UA-89169382-1 Crônicas de Juvenal: Vazio ou cheio

quinta-feira, 30 de agosto de 2012

Vazio ou cheio

Sabem aquela história em que se pergunta se copo com água até a metade está vazio ou cheio? A resposta mais sábia reza que o copo pode ser os dois ao mesmo tempo, dependendo da perspectiva que cada um adota: cheio pela metade, se considerarmos o nível de água; ou vazio pela metade, graças à presença do ar.

A nova medida que prevê reserva de 50% das vagas das universidades federais para alunos oriundos de escola pública responde bem à comparação. "A presidente Dilma Rousseff sancionou na tarde desta quarta-feira (29) o projeto que reserva metade das vagas nas universidades federais e nas escolas técnicas do país para alunos que cursaram todo o ensino médio em colégios públicos" (http://www1.folha.uol.com.br/educacao/1145181-dilma-sanciona-projeto-de-cotas-para-alunos-do-ensino-publico.shtml).

Qualquer que seja a perspectiva adotada - a do copo vazio ou a do copo cheio - uma coisa é certa: o projeto de lei sancionado hoje promete virada histórica no perfil das universidades públicas federais. De acordo com notícia publicada hoje na Folha de S. Paulo online, dentre os alunos das escolas públicas, terão preferência negros, pardos e indígenas, respeitando-se regras de proporcionalidade dessas populações nos diferentes estados.

Além disso, o texto prevê a interseção dos critérios raciais com os de renda média familiar: "Ainda conforme o texto aprovado pelo Congresso, dos 50% reservados para cotas, metade das vagas será destinada a alunos com renda familiar de até R$ 933,00 por pessoa. Nesse grupo, também é preciso respeitar o critério racial. Assim, os 50% das cotas restantes podem ser ocupados por quem tem renda maior, desde que seja obedecido o critério racial".

De certa forma, o texto solapa pelo menos um dos principais argumentos que vinha sendo mobilizado para descreditar as políticas de cotas no ensino superior: a falta de interesse do governo em melhorar a qualidade do ensino público. Em primeiro lugar, porque a reserva de 50% das vagas para alunos oriundos de escolas públicas poderá, a curto e médio prazo, impactar na decisão de uma parcela de alunos que, de olho no vestibular, trocavam a escola pública pela rede privada. Agora, os alunos que quiserem otimizar suas chances de ingresso no nível superior tenderão a permanecer na rede pública, já que suas chances de seleção serão aumentadas.
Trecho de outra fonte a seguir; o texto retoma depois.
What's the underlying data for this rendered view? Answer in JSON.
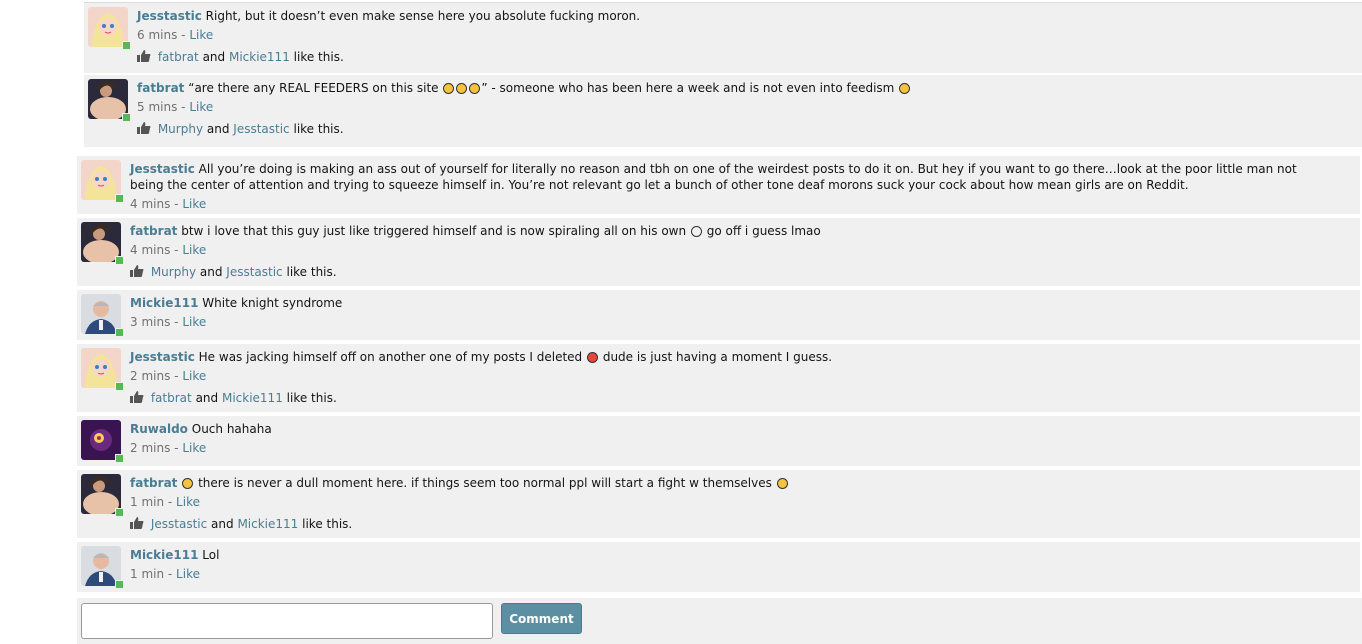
{
  "nested_replies": [
    {
      "author": "Jesstastic",
      "text": "Right, but it doesn’t even make sense here you absolute fucking moron.",
      "time": "6 mins",
      "like_label": "Like",
      "likes": {
        "user1": "fatbrat",
        "and": "and",
        "user2": "Mickie111",
        "suffix": "like this."
      }
    },
    {
      "author": "fatbrat",
      "text_before": "“are there any REAL FEEDERS on this site",
      "text_after": "” - someone who has been here a week and is not even into feedism",
      "time": "5 mins",
      "like_label": "Like",
      "likes": {
        "user1": "Murphy",
        "and": "and",
        "user2": "Jesstastic",
        "suffix": "like this."
      }
    }
  ],
  "comments": [
    {
      "author": "Jesstastic",
      "text": "All you’re doing is making an ass out of yourself for literally no reason and tbh on one of the weirdest posts to do it on. But hey if you want to go there…look at the poor little man not being the center of attention and trying to squeeze himself in. You’re not relevant go let a bunch of other tone deaf morons suck your cock about how mean girls are on Reddit.",
      "time": "4 mins",
      "like_label": "Like"
    },
    {
      "author": "fatbrat",
      "text_before": "btw i love that this guy just like triggered himself and is now spiraling all on his own",
      "text_after": "go off i guess lmao",
      "time": "4 mins",
      "like_label": "Like",
      "likes": {
        "user1": "Murphy",
        "and": "and",
        "user2": "Jesstastic",
        "suffix": "like this."
      }
    },
    {
      "author": "Mickie111",
      "text": "White knight syndrome",
      "time": "3 mins",
      "like_label": "Like"
    },
    {
      "author": "Jesstastic",
      "text_before": "He was jacking himself off on another one of my posts I deleted",
      "text_after": "dude is just having a moment I guess.",
      "time": "2 mins",
      "like_label": "Like",
      "likes": {
        "user1": "fatbrat",
        "and": "and",
        "user2": "Mickie111",
        "suffix": "like this."
      }
    },
    {
      "author": "Ruwaldo",
      "text": "Ouch hahaha",
      "time": "2 mins",
      "like_label": "Like"
    },
    {
      "author": "fatbrat",
      "text": "there is never a dull moment here. if things seem too normal ppl will start a fight w themselves",
      "time": "1 min",
      "like_label": "Like",
      "likes": {
        "user1": "Jesstastic",
        "and": "and",
        "user2": "Mickie111",
        "suffix": "like this."
      }
    },
    {
      "author": "Mickie111",
      "text": "Lol",
      "time": "1 min",
      "like_label": "Like"
    }
  ],
  "comment_form": {
    "button_label": "Comment"
  },
  "colors": {
    "link": "#4a7d93",
    "online": "#58b857",
    "button": "#5b8fa1",
    "row_bg": "#f0f0f0"
  },
  "icons": [
    "thumbs-up-icon",
    "online-indicator",
    "emoji-icon"
  ]
}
Em segundo lugar, a decisão tem desdobramentos práticos também para aquela parcela de alunos que não têm outra opção senão a rede pública de ensino. Para estes também as chances de ingresso em uma insituição de ensino público superior de qualidade serão otimizadas. Com isso, ele terá um incentivo a mais para investir nos estudos, aumentando a qualidade da presença dos alunos na rede pública.

Para a universidade pública, dois desafios de extrema importância se colocam desde já. O primeiro diz respeito ao corpo docente, que terá que lidar a curtíssimo prazo com a mudança da realidade da sala de aula. Boa parte desses professores fazem parte de um grupo economicamente favorecido, que historicamente teve acesso privilegiado ao ensino superior. Portanto, não é de se espantar que eles sejam os primeiros reclamar do suposto "empobrecimento" do perfil médio dos alunos das federais em todos os seus níveis: socioeconômico, intelectual e até (na opinião de alguns) moral. Caberá a este professor buscar estratégias para se ajustar ao novo perfil discente. 

O segundo desafio diz respeito aos outros 50% que não foi contemplado pelas cotas. Muitos destes alunos terão que lidar com uma realidade de sala de aula que até então não tinha vivenciado: sentar-se lado a lado com alunos com com baixa renda e/ou negros, pardos e indígenas. Para outros tantos, será um exercício inédito de convivio com a diversidade humana em sua essência: cor, raça, credo, classe e origem social.

Mais uma vez, repito: a comparação da nova política de cotas com um copo com água pela metade é perfeita. Se quiserem focar nas deficiências de um grupo que não passou pelas melhores escolas da rede privada, basta lembrar que 50% do copo está vazio. Mas se quiserem lembrar que o aluno da rede pública pouca chances tinha de se formar nos centros uiversitários de maior qualidade e investimento nas atividades de pesquisa e extensão, então chegou a hora de perceber que o copo vai começar a ser preenchido agora.